In response to Soviet Goon Boy who posed the following question: “The most pressing issue facing the SWP is simply this – is it a safe place?” and answered it that “on the face of things” it wasn’t, Paul Demarty of the Communist Party of Great Britain had an apoplexy: “the notion that the SWP is ‘unsafe’ for women is almost entirely balderdash.” (I do like the use of “almost entirely”; perhaps Demarty concedes the SWP is a little unsafe for women.)  Those who want safe places for women are “idiotic feminists.” At any rate “safe places” are “profoundly useless politically.” Feminists suffer from “a myopic obsession with ‘violence against women.'” He is proud to admit that feminism and Marxism are “utterly incompatible.” He therefore comes down to the inevitable conclusion: “Feminism is a threat.. because it is wrong, and Marxists should be rigorously critical of it.” And as for the SWP: “Far from being insufficiently feminist, the SWP has been too soft on feminism.” One wonders if Paul Demarty is just waiting for the revolution so he can kill all feminists.

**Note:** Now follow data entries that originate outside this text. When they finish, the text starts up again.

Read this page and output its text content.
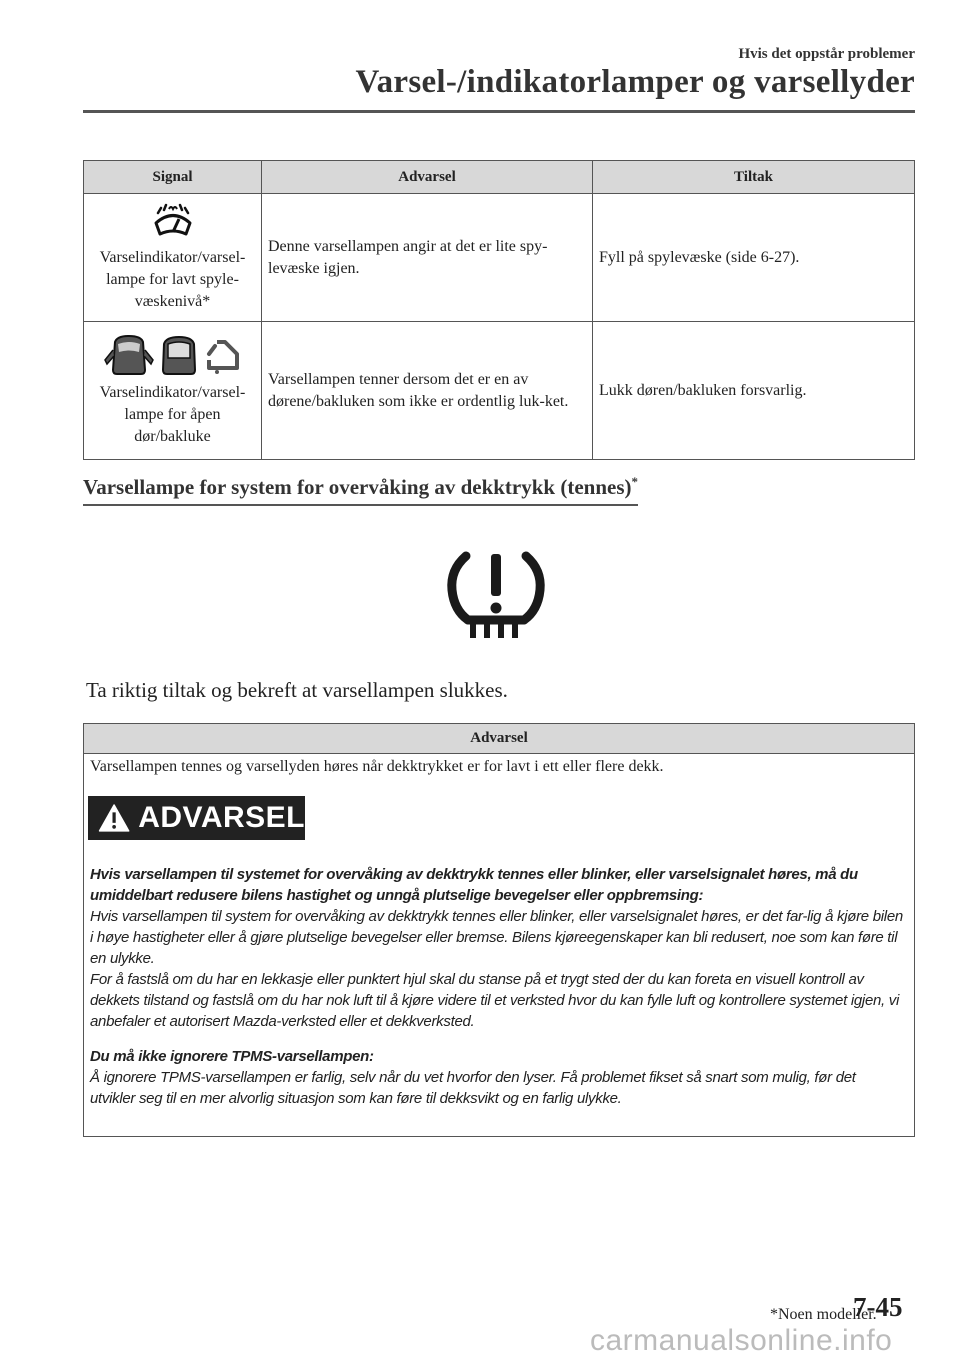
Hvis det oppstår problemer
Varsel-/indikatorlamper og varsellyder
Signal	Advarsel	Tiltak

Varselindikator/varsel-lampe for lavt spyle-væskenivå*	Denne varsellampen angir at det er lite spy-levæske igjen.	Fyll på spylevæske (side 6-27).

Varselindikator/varsel-lampe for åpen dør/bakluke	Varsellampen tenner dersom det er en av dørene/bakluken som ikke er ordentlig luk-ket.	Lukk døren/bakluken forsvarlig.
Varsellampe for system for overvåking av dekktrykk (tennes)*
Ta riktig tiltak og bekreft at varsellampen slukkes.
Advarsel
Varsellampen tennes og varsellyden høres når dekktrykket er for lavt i ett eller flere dekk.
ADVARSEL

Hvis varsellampen til systemet for overvåking av dekktrykk tennes eller blinker, eller varselsignalet høres, må du umiddelbart redusere bilens hastighet og unngå plutselige bevegelser eller oppbremsing:

Hvis varsellampen til system for overvåking av dekktrykk tennes eller blinker, eller varselsignalet høres, er det far-lig å kjøre bilen i høye hastigheter eller å gjøre plutselige bevegelser eller bremse. Bilens kjøreegenskaper kan bli redusert, noe som kan føre til en ulykke.

For å fastslå om du har en lekkasje eller punktert hjul skal du stanse på et trygt sted der du kan foreta en visuell kontroll av dekkets tilstand og fastslå om du har nok luft til å kjøre videre til et verksted hvor du kan fylle luft og kontrollere systemet igjen, vi anbefaler et autorisert Mazda-verksted eller et dekkverksted.

Du må ikke ignorere TPMS-varsellampen:

Å ignorere TPMS-varsellampen er farlig, selv når du vet hvorfor den lyser. Få problemet fikset så snart som mulig, før det utvikler seg til en mer alvorlig situasjon som kan føre til dekksvikt og en farlig ulykke.

*Noen modeller.
7-45
carmanualsonline.info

Marxists do not tend to develop very much. What they say now is what they said a hundred years ago. To understand the SWP and CPGB  hatred of feminism one has to have an idea of what Frederick Engels said in 1884 when he wrote The Origin of the Family, Private Property and the State. For Engels, the oppression of women began with the emergence of a class based society. The SWP’s solution is therefore simple: get rid of a class based society and you get rid of women’s oppression. And as the SWP are Leninists, they are of the opinion that this can only occur through a violent revolution. (They are very reductionist, their solution to everything is a violent revolution.)

Feminists differ from this approach: they see the oppression of women as a gender based question and not a class based one. If a Trotskyist party focuses on matters that do lot lead directly to revolution, they are deviating from the class struggle. Because feminism which is not class based can appeal to “bourgeois” women as well as working class women,  it becomes, in Trotskyist language, a bourgeois deviation from the class struggle. It is for this reason that Paul Demarty and the SWP hate feminism.